The American justice condemned the former Colombian rebellion of the FARC to pay 36 million dollars (about 31.5 million euros) in compensation for the kidnapping of the Franco-Colombian Ingrid Betancourt between 2002 and 2008, according to the decision of a federal court in Pennsylvania on January 4, made public Thursday evening, January 14.
Lawrence Delloye – also called Lorenzo, son of Mme Betancourt, born in 1988 from her union with the Frenchman Fabrice Delloye – “is entitled to compensation of 12 million dollars before it is tripled with the fees and costs of lawyers”. In a separate press release, the American counsel for Mr. Delloye, of the firm Scarinci Hollenbeck, explained that the total amount of damages decided by the federal judge of Pennsylvania Matthew Brann thus amounted to “more than 36 million dollars”.
The son of Ingrid Betancourt, who has American nationality, had been able to file a civil complaint in the United States in June 2018, against fourteen former leaders of the Revolutionary Armed Forces of Colombia (FARC), under a federal anti-terrorism law (Antiterrorism Act, ATA), accusing the rebellion of « breach » of this extraterritorial legislation. In addition, the abduction of his mother provoked in Mr. Delloye – a young teenager in 2002 – a “huge emotional anguish” for years, noted the court.
Mme Betancourt, 60 years old today, was kidnapped on February 23, 2002 during the Colombian presidential election campaign by the FARC, before being rescued by the army six years later, on July 2, 2008.
Ingrid Betancourt then moved to France with her two children, Mélanie and Lorenzo, but « However, it was not easy for [Lorenzo] Delloye to reconnect with his mother. He continues to suffer from emotional anguish., underlined the American judge in his decision. The former senator from Colombia had claimed for years compensation covering the psychological damage caused by her long captivity.

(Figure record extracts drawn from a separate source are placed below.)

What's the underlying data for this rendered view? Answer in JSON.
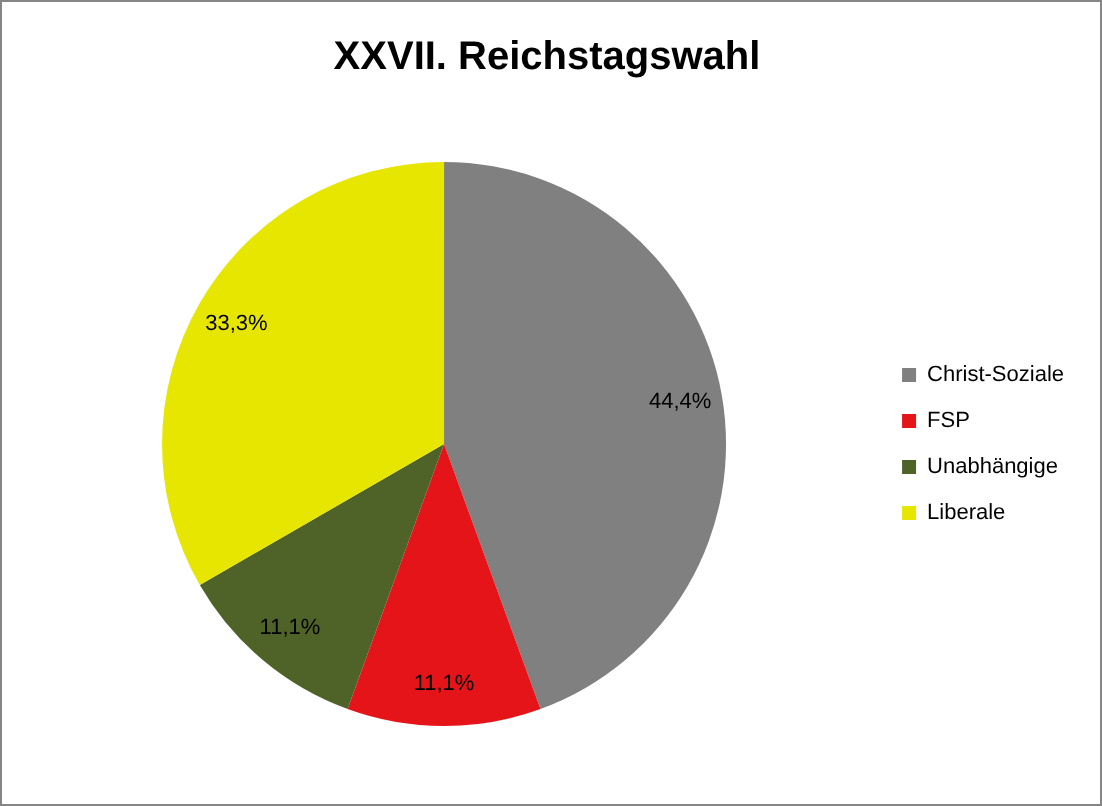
{
  "chart_data": {
    "type": "pie",
    "title": "XXVII. Reichstagswahl",
    "categories": [
      "Christ-Soziale",
      "FSP",
      "Unabhängige",
      "Liberale"
    ],
    "values": [
      44.4,
      11.1,
      11.1,
      33.3
    ],
    "value_labels": [
      "44,4%",
      "11,1%",
      "11,1%",
      "33,3%"
    ],
    "colors": [
      "#808080",
      "#e41419",
      "#4f6228",
      "#e6e600"
    ],
    "legend": "right"
  }
}
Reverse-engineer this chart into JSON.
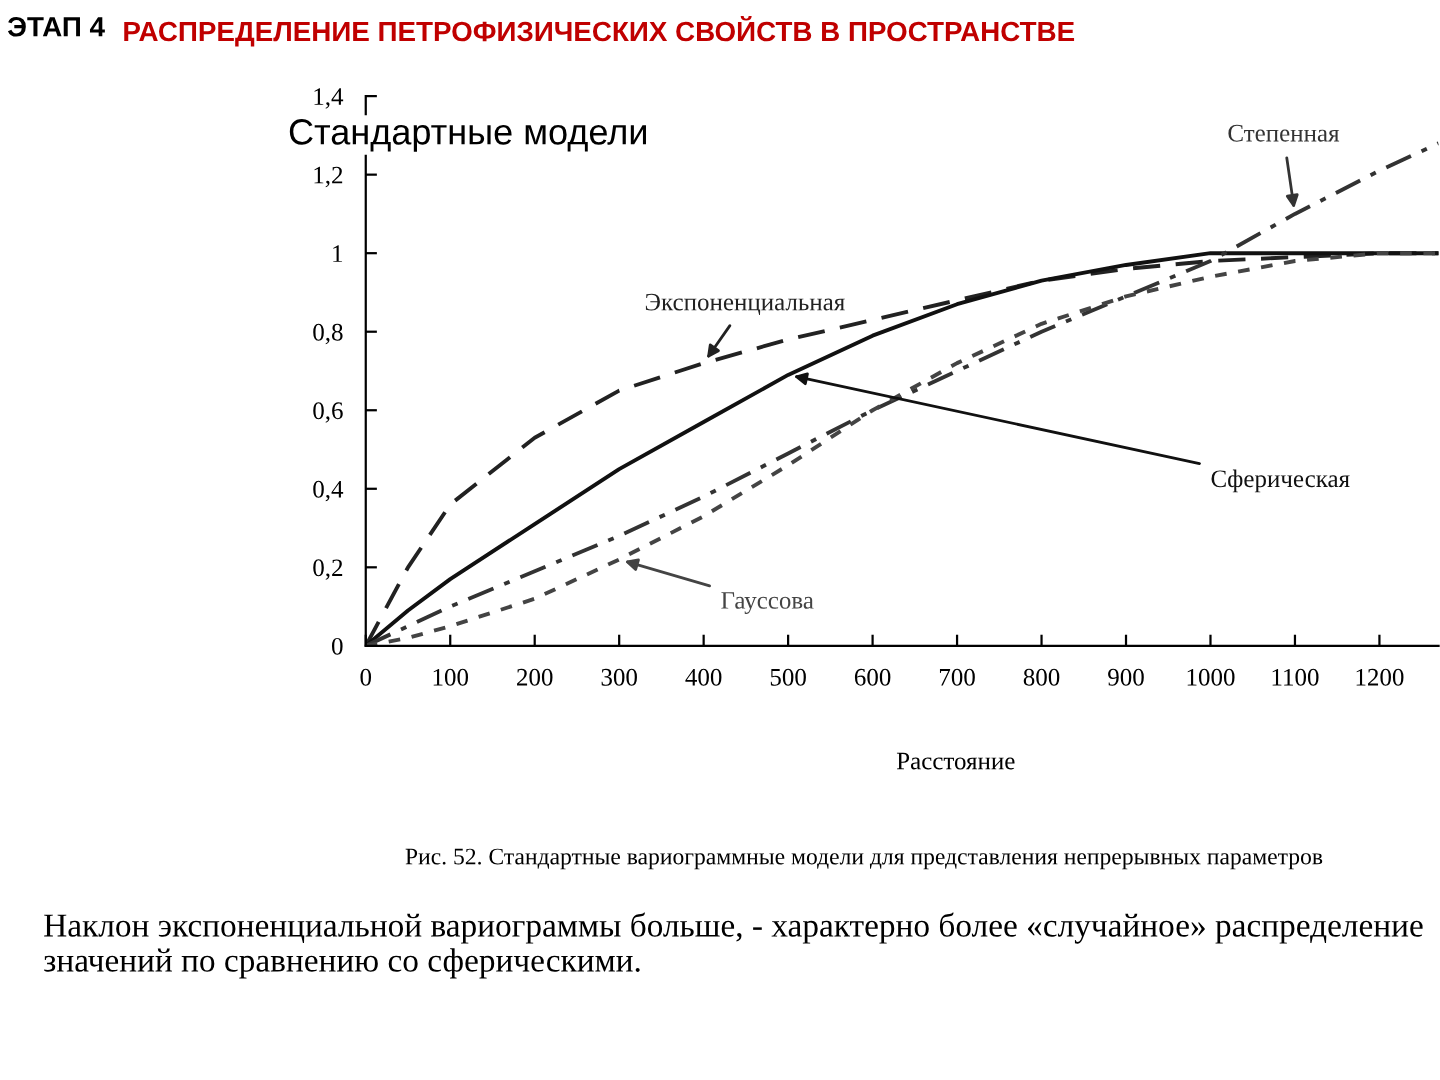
{
  "chart_data": {
    "type": "line",
    "title": "ЭТАП 4",
    "subtitle": "РАСПРЕДЕЛЕНИЕ ПЕТРОФИЗИЧЕСКИХ СВОЙСТВ В ПРОСТРАНСТВЕ",
    "xlabel": "Расстояние",
    "x": [
      0,
      50,
      100,
      200,
      300,
      400,
      500,
      600,
      700,
      800,
      900,
      1000,
      1100,
      1200,
      1270
    ],
    "series": [
      {
        "name": "Экспоненциальная",
        "color": "#222222",
        "line_style": "dashed",
        "values": [
          0,
          0.2,
          0.36,
          0.53,
          0.65,
          0.72,
          0.78,
          0.83,
          0.88,
          0.93,
          0.96,
          0.98,
          0.99,
          1.0,
          1.0
        ]
      },
      {
        "name": "Сферическая",
        "color": "#111111",
        "line_style": "solid",
        "values": [
          0,
          0.09,
          0.17,
          0.31,
          0.45,
          0.57,
          0.69,
          0.79,
          0.87,
          0.93,
          0.97,
          1.0,
          1.0,
          1.0,
          1.0
        ]
      },
      {
        "name": "Степенная",
        "color": "#333333",
        "line_style": "dashdot",
        "values": [
          0,
          0.05,
          0.1,
          0.19,
          0.28,
          0.38,
          0.49,
          0.6,
          0.7,
          0.8,
          0.89,
          0.98,
          1.1,
          1.21,
          1.28
        ]
      },
      {
        "name": "Гауссова",
        "color": "#444444",
        "line_style": "dotted",
        "values": [
          0,
          0.02,
          0.05,
          0.12,
          0.22,
          0.33,
          0.46,
          0.6,
          0.72,
          0.82,
          0.89,
          0.94,
          0.98,
          1.0,
          1.0
        ]
      }
    ],
    "xlim": [
      0,
      1270
    ],
    "xticks": [
      0,
      100,
      200,
      300,
      400,
      500,
      600,
      700,
      800,
      900,
      1000,
      1100,
      1200
    ],
    "ylim": [
      0,
      1.4
    ],
    "yticks": [
      0,
      {
        "value": 0.2,
        "label": "0,2"
      },
      {
        "value": 0.4,
        "label": "0,4"
      },
      {
        "value": 0.6,
        "label": "0,6"
      },
      {
        "value": 0.8,
        "label": "0,8"
      },
      1,
      {
        "value": 1.2,
        "label": "1,2"
      },
      {
        "value": 1.4,
        "label": "1,4"
      }
    ],
    "grid": false,
    "legend": false,
    "annotations": [
      "Стандартные модели",
      "Рис. 52. Стандартные вариограммные модели для представления непрерывных параметров",
      "Наклон экспоненциальной вариограммы больше, - характерно более «случайное» распределение значений по сравнению со сферическими."
    ]
  }
}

A historic peace agreement in 2016 between Colombia and the FARC transformed the guerrillas into a legal political party and considerably reduced violence, although many armed groups continue to operate in the country, including dissidents from the FARC who have taken up arms. And, last November, the US State Department removed the FARC from its blacklist of foreign terrorist organizations, but without changing its position on the legal proceedings against former leaders of the former Colombian guerrillas.